The organization of the New Hampshire health care system has succeeded in providing quality care for the citizens of New Hampshire thus far and therefore should not change, according to Hartford. The CON process is part of the planning that keeps the system running, Hartford said.
“We are strong believers in [the CON] process because it allows us to think about what technologies and treatments are available, how populations are changing and how resources are distributed across the state,” Hartford said. “The CTCA legislation totally bypasses that process. The new cancer hospital would be brought in and totally ignore how the CON process works, which is not good for the state or people of the state because CTCA would not be scrutinized in the way that most procedures are scrutinized.”
The potential exemption of for-profit cancer centers from paying the Medicaid Enhancement Tax would also upset the balance between New Hampshire hospitals, Adams said. Currently, all 26 of New Hampshire’s hospitals are subject to the tax, equivalent to 5.5 percent of each hospital’s net patient service revenue. The money is collected by the state and proportionally distributed in order to reimburse hospitals that service greater numbers of Medicaid and charity case patients, Adams said. Under HB 1642, CTCA facilities would not be subject to the Medicaid Enhancement Tax because CTCA does not accept Medicaid patients. This could threaten the paying hospitals’ ability to pay the tax amid shifting patient populations, Adams said.

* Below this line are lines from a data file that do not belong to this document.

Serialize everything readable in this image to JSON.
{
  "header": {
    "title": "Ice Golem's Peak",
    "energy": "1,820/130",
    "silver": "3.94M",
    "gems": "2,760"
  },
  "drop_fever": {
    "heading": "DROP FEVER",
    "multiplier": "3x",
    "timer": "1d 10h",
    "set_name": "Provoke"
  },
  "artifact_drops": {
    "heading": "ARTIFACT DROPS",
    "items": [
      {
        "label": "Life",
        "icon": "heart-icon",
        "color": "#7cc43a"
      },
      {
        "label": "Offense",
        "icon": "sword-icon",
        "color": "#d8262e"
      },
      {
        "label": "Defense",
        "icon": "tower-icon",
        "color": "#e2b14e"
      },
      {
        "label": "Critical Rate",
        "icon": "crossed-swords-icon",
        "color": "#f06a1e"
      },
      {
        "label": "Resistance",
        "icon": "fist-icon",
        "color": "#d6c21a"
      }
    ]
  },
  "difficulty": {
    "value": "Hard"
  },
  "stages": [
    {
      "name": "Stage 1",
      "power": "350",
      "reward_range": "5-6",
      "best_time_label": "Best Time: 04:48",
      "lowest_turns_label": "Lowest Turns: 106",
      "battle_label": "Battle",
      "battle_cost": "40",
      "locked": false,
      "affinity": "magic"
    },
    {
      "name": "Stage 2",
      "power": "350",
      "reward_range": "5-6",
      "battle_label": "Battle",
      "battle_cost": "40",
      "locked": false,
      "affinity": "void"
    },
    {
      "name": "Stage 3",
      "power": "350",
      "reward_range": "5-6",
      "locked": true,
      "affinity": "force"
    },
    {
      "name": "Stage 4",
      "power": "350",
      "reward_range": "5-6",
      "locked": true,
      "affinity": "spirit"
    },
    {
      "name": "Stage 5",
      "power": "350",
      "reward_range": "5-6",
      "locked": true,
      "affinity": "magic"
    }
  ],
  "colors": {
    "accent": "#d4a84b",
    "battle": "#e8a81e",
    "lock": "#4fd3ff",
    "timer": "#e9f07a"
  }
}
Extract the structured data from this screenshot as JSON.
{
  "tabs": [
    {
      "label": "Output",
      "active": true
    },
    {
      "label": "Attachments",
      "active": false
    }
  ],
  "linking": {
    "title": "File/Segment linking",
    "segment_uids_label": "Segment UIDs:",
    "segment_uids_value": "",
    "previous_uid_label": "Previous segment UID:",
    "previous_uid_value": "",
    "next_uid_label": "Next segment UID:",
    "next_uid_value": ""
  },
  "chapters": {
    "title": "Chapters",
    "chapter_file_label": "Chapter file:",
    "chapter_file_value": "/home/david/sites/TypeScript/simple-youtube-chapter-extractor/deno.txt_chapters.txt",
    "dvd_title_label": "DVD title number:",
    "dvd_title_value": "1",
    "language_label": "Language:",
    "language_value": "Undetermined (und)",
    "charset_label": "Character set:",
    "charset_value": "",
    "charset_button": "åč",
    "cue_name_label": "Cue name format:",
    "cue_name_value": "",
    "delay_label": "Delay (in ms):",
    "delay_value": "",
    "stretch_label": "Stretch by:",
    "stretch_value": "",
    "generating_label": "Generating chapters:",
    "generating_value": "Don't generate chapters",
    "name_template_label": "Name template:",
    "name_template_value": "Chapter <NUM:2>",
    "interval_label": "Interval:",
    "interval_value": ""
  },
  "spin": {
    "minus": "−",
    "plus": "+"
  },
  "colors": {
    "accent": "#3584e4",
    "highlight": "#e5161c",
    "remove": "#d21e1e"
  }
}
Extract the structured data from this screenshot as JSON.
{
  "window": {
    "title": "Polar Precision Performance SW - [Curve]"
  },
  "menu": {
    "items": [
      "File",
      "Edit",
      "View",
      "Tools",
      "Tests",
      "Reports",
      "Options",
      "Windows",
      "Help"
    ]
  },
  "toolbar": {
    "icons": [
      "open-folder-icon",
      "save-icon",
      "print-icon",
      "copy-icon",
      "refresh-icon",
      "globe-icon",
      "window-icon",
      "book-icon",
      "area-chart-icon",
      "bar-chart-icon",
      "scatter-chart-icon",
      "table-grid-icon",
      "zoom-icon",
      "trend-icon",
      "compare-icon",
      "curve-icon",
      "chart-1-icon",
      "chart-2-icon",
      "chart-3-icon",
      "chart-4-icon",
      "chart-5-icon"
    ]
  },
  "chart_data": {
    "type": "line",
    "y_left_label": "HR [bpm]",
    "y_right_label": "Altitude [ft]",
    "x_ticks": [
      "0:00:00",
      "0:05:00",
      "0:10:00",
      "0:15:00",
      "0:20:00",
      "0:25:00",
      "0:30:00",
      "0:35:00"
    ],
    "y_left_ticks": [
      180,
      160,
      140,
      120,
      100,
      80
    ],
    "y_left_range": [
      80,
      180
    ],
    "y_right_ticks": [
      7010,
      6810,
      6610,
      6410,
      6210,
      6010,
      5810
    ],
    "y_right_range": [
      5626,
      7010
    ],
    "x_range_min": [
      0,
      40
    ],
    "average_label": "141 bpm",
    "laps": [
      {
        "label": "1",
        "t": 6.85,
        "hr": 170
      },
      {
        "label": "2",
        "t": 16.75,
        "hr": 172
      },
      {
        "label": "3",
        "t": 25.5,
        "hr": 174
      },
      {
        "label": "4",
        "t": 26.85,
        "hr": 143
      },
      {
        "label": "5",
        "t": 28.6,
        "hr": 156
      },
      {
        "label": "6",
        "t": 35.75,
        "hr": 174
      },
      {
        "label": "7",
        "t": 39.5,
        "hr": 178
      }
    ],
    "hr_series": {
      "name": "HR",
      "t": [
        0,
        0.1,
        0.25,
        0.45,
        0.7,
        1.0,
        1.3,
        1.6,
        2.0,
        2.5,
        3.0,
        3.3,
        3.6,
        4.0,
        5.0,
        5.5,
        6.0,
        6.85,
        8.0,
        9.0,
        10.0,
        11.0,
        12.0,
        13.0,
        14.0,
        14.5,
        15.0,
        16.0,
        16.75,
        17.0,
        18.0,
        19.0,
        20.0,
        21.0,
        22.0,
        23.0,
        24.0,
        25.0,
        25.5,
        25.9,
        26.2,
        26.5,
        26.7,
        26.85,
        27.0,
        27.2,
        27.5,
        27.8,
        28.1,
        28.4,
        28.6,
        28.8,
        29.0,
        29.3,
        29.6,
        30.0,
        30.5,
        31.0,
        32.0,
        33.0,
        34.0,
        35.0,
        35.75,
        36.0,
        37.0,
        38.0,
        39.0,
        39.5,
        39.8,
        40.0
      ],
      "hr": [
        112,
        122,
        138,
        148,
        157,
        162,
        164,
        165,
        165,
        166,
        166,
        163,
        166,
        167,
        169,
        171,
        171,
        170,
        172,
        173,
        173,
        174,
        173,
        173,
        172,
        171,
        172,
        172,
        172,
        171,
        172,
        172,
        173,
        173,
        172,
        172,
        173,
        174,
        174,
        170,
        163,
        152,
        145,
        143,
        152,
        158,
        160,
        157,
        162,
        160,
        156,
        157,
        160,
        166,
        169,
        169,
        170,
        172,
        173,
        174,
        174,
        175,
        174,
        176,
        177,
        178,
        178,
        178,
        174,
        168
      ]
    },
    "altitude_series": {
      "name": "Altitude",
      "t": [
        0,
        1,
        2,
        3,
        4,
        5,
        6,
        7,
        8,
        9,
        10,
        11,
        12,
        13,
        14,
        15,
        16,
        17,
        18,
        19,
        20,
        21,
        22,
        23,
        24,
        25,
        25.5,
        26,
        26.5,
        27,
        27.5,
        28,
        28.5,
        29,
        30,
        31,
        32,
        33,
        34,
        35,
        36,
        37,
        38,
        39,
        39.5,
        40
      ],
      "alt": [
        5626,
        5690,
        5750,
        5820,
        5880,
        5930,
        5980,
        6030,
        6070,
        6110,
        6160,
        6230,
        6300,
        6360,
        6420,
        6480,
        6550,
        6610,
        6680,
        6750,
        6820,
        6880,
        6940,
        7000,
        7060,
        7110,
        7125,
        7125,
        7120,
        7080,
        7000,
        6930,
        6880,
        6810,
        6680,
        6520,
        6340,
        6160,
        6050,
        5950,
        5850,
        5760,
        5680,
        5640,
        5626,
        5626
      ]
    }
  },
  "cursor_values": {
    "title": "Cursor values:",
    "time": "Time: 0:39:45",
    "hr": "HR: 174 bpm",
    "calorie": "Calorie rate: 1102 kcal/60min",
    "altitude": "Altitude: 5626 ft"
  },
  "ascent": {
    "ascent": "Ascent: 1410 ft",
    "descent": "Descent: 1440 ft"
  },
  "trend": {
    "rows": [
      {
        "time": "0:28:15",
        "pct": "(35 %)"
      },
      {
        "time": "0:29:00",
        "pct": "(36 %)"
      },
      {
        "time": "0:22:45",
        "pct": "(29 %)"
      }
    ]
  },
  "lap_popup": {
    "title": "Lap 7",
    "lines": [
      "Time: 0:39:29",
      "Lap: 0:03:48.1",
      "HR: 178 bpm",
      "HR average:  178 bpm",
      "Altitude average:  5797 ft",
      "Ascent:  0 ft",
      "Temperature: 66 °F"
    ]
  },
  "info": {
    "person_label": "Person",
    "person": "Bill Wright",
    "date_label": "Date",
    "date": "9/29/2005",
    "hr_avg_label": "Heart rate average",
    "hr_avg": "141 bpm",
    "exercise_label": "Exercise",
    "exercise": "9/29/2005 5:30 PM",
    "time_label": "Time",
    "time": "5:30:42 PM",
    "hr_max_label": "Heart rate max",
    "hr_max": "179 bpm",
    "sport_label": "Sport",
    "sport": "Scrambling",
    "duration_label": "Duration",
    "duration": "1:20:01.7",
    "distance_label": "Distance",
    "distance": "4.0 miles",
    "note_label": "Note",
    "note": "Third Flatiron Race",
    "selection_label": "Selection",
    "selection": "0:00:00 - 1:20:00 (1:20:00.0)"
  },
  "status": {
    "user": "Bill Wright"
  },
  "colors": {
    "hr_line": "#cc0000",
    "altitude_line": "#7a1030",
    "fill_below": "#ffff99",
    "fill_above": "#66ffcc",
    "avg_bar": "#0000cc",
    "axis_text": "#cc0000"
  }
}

“Because CTCA does not take Medicaid patients, many of the patients for whom reimbursements are better will go to a facility like CTCA and that will lower the reimbursement numbers for us,” Adams said. “We would have to rely more heavily on Medicaid reimbursements, which are extremely low. Basically, this can be referred to as ‘cherry picking.’ When a for-profit like CTCA comes in, they will take only the patients with the best reimbursement, so the higher-paying patients go out of our system, leaving us with more debt.”
Last year, the DHMC treated about 41,000 Medicaid patients and paid $43 million in the Medicaid Enhancement Tax, according to Adams. Compounded by the fact that New Hampshire has the lowest rate of Medicaid reimbursement in the country, DHMC serviced Medicaid patients at an operating loss of $60 million last year, providing $88 million in health care services to Medicaid patients but having received $28 million through reimbursements, Adams said. This deficit forces the hospital to run on a small operating budget, with payments from patients fully able to pay for care subsidizing losses from Medicaid patients, according to Hartford.
Health care professionals in opposition to HB 1642 argue that high-quality comprehensive cancer care centers already exist in the state of New Hampshire. Although the bill has the potential to create 500 jobs, it does not take into account the economic impact across the state on providers and the additional pressure of Medicaid patients on the system, Hartford said.
“From the point of health care providers, it’s a triple whammy,” Hartford said. “DHMC’s medical system balances on a very fine financial tightrope and what CTCA plans to do is shaking that tightrope.”
Representatives from the New Hampshire Hospital Association also testified in opposition to the bill, as did representatives from the New Hampshire Business and Industry Association, New Hampshire Medical Society, the American Red Cross, members of the CON board and representatives from the health care provider Anthem, according to Hartford.
“The impact will be felt in the health care industry, but more importantly, by the citizens of New Hampshire,” Israel and Hartford said. “If any provider, for-profit or non-profit, believes in the care they plan to offer care in New Hampshire, they should be willing and able to go through the process in which all other providers in the state participate.”